It is probably safe to say that when most people think of tuna, they think of a small, short, squat can on their supermarket shelf. That's such a shame. For living tunas are some of the most spectacular fishes in the sea, efficient wide-ranging powerhouses - superfishes really!

Everything about a tuna's physical make-up shows that it is a fish of speed. Its body is just about a classic example of torpedo shape (which is figured to be the most efficient shape of moving through the water). Its tail is tall and stiff and it has a keel on the side of its body, right before the tail, for further slicing though the sea. Its long, double dorsal and pectoral fins can be tucked away in special grooves, again, to minimize drag.
A most remarkable feature about a tuna's anatomy is its hot-blooded nature. While it also has a feisty personality, it also has actual hot blood. When circumstantial evidence was recently unearthed indicating that some dinosaurs seem to have been warm blooded lizards, this was headline news. But it has been long established that tunas, although very much being fishes that are supposed to be cold blooded by nature, often have body temperatures as much as 12 or more degrees warmer than that of the water in which they swim.

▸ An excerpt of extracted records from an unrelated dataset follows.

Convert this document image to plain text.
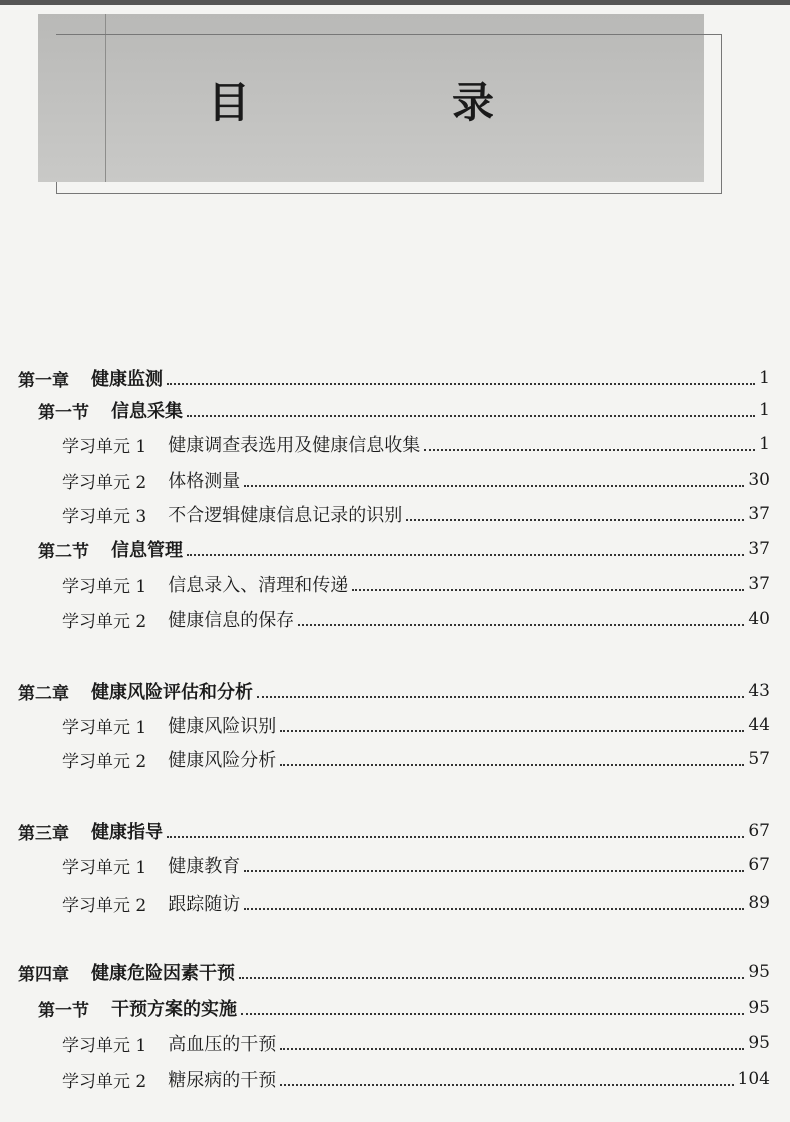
目　录
第一章 健康监测	1
第一节 信息采集	1
学习单元 1 健康调查表选用及健康信息收集	1
学习单元 2 体格测量	30
学习单元 3 不合逻辑健康信息记录的识别	37
第二节 信息管理	37
学习单元 1 信息录入、清理和传递	37
学习单元 2 健康信息的保存	40
第二章 健康风险评估和分析	43
学习单元 1 健康风险识别	44
学习单元 2 健康风险分析	57
第三章 健康指导	67
学习单元 1 健康教育	67
学习单元 2 跟踪随访	89
第四章 健康危险因素干预	95
第一节 干预方案的实施	95
学习单元 1 高血压的干预	95
学习单元 2 糖尿病的干预	104
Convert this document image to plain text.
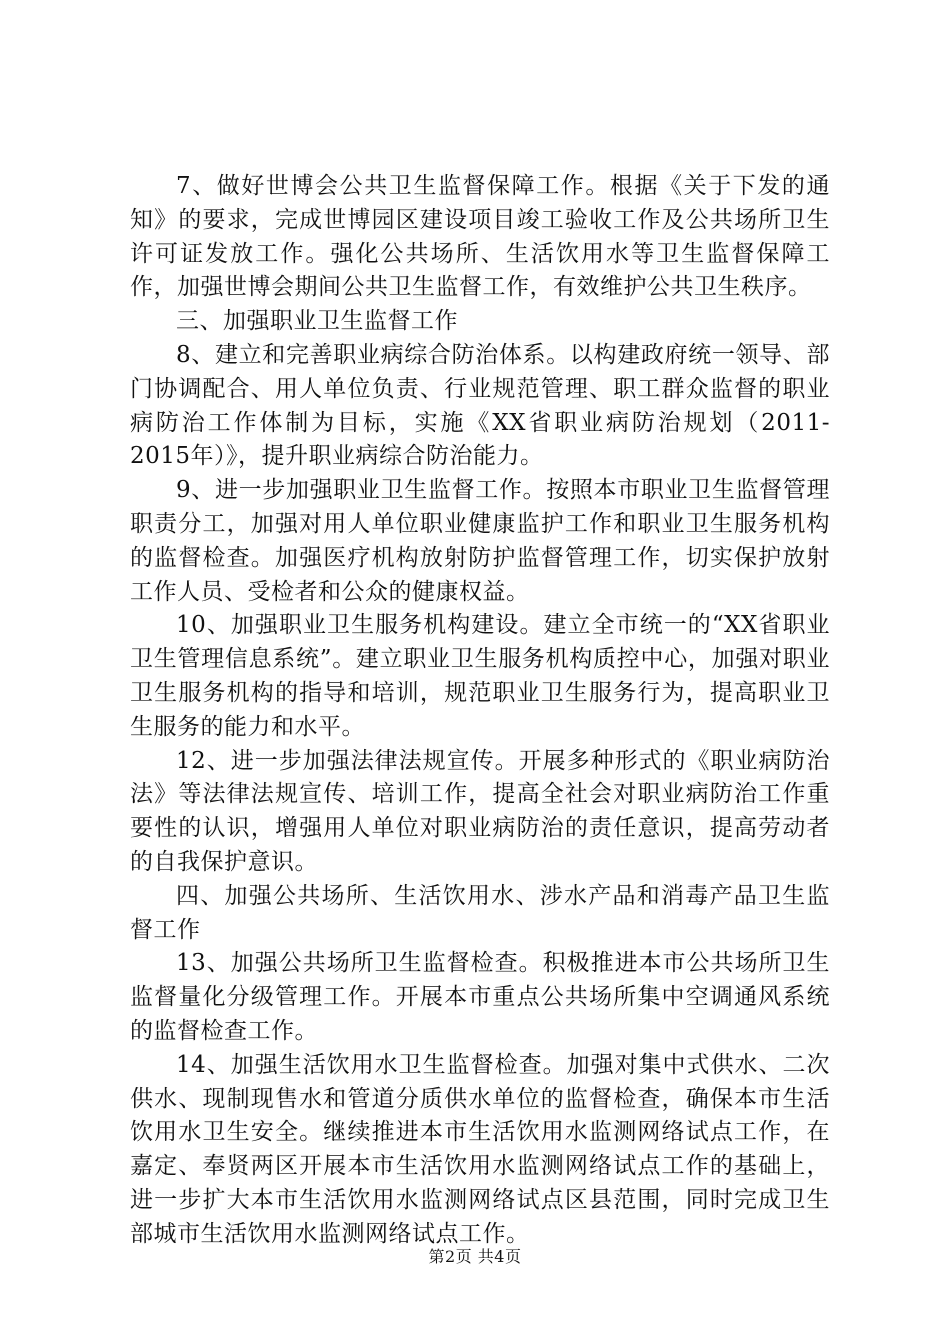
7、做好世博会公共卫生监督保障工作。根据《关于下发的通知》的要求，完成世博园区建设项目竣工验收工作及公共场所卫生许可证发放工作。强化公共场所、生活饮用水等卫生监督保障工作，加强世博会期间公共卫生监督工作，有效维护公共卫生秩序。

三、加强职业卫生监督工作

8、建立和完善职业病综合防治体系。以构建政府统一领导、部门协调配合、用人单位负责、行业规范管理、职工群众监督的职业病防治工作体制为目标，实施《XX省职业病防治规划（2011-2015年）》，提升职业病综合防治能力。

9、进一步加强职业卫生监督工作。按照本市职业卫生监督管理职责分工，加强对用人单位职业健康监护工作和职业卫生服务机构的监督检查。加强医疗机构放射防护监督管理工作，切实保护放射工作人员、受检者和公众的健康权益。

10、加强职业卫生服务机构建设。建立全市统一的“XX省职业卫生管理信息系统”。建立职业卫生服务机构质控中心，加强对职业卫生服务机构的指导和培训，规范职业卫生服务行为，提高职业卫生服务的能力和水平。

12、进一步加强法律法规宣传。开展多种形式的《职业病防治法》等法律法规宣传、培训工作，提高全社会对职业病防治工作重要性的认识，增强用人单位对职业病防治的责任意识，提高劳动者的自我保护意识。

四、加强公共场所、生活饮用水、涉水产品和消毒产品卫生监督工作

13、加强公共场所卫生监督检查。积极推进本市公共场所卫生监督量化分级管理工作。开展本市重点公共场所集中空调通风系统的监督检查工作。

14、加强生活饮用水卫生监督检查。加强对集中式供水、二次供水、现制现售水和管道分质供水单位的监督检查，确保本市生活饮用水卫生安全。继续推进本市生活饮用水监测网络试点工作，在嘉定、奉贤两区开展本市生活饮用水监测网络试点工作的基础上，进一步扩大本市生活饮用水监测网络试点区县范围，同时完成卫生部城市生活饮用水监测网络试点工作。

第2页 共4页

No wonder a tuna can zip along at 40 to 50 miles per hour, easily outswimming its prey: squid, sardines, and other small fishes. While tunas are famous sprint swimmers, they are long distance cruisers as well. Most species are considered to be extremely migratory, even though they do show a preference to tropical and subtropical seas. Over a dozen of the approximately 50 species of the Family Scombridae (tuna or mackerel family) have been reported in California waters at some point in time, yet it is hard to say exactly when or where any particular species will show up. An Albacore (Thunnus alalunga) that is seen off the West Coast one year may show up the next year near Japan.
The identity of some of these species can be a bit tricky. Although, according to their common names, a yellowfin tuna (Thunnus albacares), bluefin, (T. thynnus), bigeye (T. obesus) and a longfinned (another name for albacore) should be easy to differentiate. But when these fishes get older, the distinguishing characteristics tend to become obscured. Often the only absolutely certain way to know what species is which is by examining the liver. No, this is not some sort of ancient divination method, but while a tuna's outside features may become lost with age, the degree the liver is striated, or covered with blood vessels, does not. Obviously, such is a post-mortem examination, but is useful when trying to establish a record-breaking catch.
For some species, it has become extremely unlikely, though, that new record breaking catches will be landed. This is particularly true of the bluefin, the largest bony fish in the world. The tackle record for this tuna is from the Atlantic Ocean - a veritable monster of 1,496 pounds! Pacific catches tend to be significantly smaller, but still, a fish that is over 500 pounds is something to take seriously.
Because of being such a prized sport-and-eating fish worldwide, the numbers of this species are recognized as having declined radically, perhaps to 10 percent or less of what they were only a couple of decades ago. When the market will pay around $50 a pound for such a tuna, it doesn't take a mathematical genius to realize that a multi-hundred pound bluefin can translate into a swimming gold mine for a fisherman.
For other popular species, the decline in numbers is strongly suspected, but has been harder to actually establish. When dealing with ocean-going nomadic fishes that never seem to stay put very long in any one place, it is hard to get an accurate nose count. Yet the five to six million tons of tuna caught each year around the world has to have some impact on their population.
Much of this, of course, is converted into those small, short, squat cans stacked on grocery store shelves. Why, tunas are sometimes even referred to at times as "chickens." Sure, this is largely on account of their fine eating qualities, but when observed alive in the sea by divers or boaters, it is obvious that tunas are far from being "chickens" in the sense of being whimps. They are instead spectacular, hot-blooded, fast-moving, non-stop cruisers of the world - superfishes indeed!